To know the time of fall of an object, taking into account that gravity varies with height and in the absence of friction (this almost leaves the thread) is
We already know the modulus of acceleration of gravity falls with the square of the distance to the center.
$$ a_g = \dfrac {GM_T}{r ^ 2} $$
It is logical to think that the relative acceleration with respect to the surface for an object at a higher altitude is less than one at a low altitude. these types of corrections are made by means of differential equations.
Let's see the simple calculation of frictionless free fall, An object of mass ## m ## is dropped without initial velocity from a height ## r_o ## with respect to a massive body of mass ## M ##
Using the conservation of energy you have a first order differential equation that is relatively easy to integrate.

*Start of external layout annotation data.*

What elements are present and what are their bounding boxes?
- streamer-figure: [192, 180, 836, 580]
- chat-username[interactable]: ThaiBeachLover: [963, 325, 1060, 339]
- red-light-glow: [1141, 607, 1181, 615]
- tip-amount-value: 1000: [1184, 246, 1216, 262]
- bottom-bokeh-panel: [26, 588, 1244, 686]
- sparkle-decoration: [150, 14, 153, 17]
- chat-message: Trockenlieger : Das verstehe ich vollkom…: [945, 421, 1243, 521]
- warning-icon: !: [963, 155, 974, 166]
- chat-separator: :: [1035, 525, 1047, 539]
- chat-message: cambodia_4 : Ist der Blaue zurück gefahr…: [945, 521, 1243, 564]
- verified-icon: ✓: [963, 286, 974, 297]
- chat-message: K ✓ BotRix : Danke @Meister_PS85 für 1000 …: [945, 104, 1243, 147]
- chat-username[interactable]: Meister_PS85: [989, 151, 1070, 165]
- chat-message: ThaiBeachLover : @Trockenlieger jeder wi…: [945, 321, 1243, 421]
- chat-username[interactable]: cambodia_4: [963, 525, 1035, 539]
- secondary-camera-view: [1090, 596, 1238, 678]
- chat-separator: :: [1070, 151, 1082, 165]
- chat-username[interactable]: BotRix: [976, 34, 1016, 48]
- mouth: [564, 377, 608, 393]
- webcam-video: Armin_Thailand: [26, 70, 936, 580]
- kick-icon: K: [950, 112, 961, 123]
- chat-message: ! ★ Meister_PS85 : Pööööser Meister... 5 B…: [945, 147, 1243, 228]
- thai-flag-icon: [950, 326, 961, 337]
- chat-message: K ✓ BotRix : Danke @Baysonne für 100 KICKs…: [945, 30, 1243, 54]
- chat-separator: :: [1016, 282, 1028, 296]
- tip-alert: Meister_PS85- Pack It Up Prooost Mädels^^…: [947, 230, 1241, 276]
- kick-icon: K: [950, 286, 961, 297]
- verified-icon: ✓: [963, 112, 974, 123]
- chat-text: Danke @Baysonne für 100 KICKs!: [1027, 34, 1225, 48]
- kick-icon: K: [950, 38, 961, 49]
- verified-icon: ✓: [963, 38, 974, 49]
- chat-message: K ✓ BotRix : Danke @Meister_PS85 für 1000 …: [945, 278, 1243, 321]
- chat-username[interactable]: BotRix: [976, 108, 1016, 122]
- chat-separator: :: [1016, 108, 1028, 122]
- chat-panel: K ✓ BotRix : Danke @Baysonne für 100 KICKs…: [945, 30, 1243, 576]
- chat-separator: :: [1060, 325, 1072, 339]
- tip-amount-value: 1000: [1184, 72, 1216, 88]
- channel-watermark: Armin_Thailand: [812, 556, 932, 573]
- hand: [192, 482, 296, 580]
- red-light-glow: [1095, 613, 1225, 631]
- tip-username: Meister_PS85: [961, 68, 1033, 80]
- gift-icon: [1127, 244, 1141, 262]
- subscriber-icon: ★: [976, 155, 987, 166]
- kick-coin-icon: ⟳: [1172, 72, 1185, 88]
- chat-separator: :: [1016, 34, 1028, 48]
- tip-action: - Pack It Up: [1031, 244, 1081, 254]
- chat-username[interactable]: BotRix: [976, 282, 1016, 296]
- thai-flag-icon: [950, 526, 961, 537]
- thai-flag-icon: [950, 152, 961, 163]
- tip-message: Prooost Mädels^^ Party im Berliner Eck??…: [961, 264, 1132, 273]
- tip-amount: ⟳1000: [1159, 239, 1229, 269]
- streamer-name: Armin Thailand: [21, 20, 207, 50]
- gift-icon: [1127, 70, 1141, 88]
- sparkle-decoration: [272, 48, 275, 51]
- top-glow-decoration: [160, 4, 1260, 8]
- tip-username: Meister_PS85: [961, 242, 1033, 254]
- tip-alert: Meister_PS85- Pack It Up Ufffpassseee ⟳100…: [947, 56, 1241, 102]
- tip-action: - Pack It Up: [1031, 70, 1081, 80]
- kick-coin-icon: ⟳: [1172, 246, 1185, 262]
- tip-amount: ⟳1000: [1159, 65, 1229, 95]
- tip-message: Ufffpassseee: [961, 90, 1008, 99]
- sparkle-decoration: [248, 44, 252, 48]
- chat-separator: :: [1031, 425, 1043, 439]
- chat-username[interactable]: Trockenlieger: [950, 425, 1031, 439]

$$ \displaystyle \frac {1}{2} v ^ 2-G \frac {M}{r} = - G \frac {M}{r_0} $$
from where
$$ v = - \displaystyle \frac {dr}{dt} = \sqrt {2 GM} \sqrt {\frac {1}{r} - \frac {1}{r_0}} = \sqrt {\frac { 2 GM}{r_0}} \sqrt {\frac {r_0-r}{r}} $$
if we try to integrate
$$ \displaystyle- \int_{r_0} ^ r {\sqrt {\frac {r}{r_0-r}} dr} = \sqrt {\frac {2 GM}{r_0}} \int_0 ^ t {dt} $$
The integral on the left is a bit heavy to perform. My source, friend from another forum has made, the change of variable $$ u ^ 2 = r / (r_0-r) $$.
Finally
$$ \displaystyle- \int_{r_0} ^ r {\sqrt {\frac {r}{r_0-r}} dr} = r_0 \left (\frac {\pi}{2} - \arctan \sqrt {\frac {r}{r_0-r}} + \frac {\sqrt {r} \sqrt {r_0-r}}{r_0} \right) $$
then
$$ t (r) = \displaystyle \sqrt {\frac {r_0 ^ 3}{2GM}} \left (\frac {\pi}{2} - \arctan \sqrt {\frac {r}{r_0-r }} + \frac {\sqrt {r} \sqrt {r_0-r}}{r_0} \right) $$ (this makes sense as long as ## r ## is greater to the radius of the earth).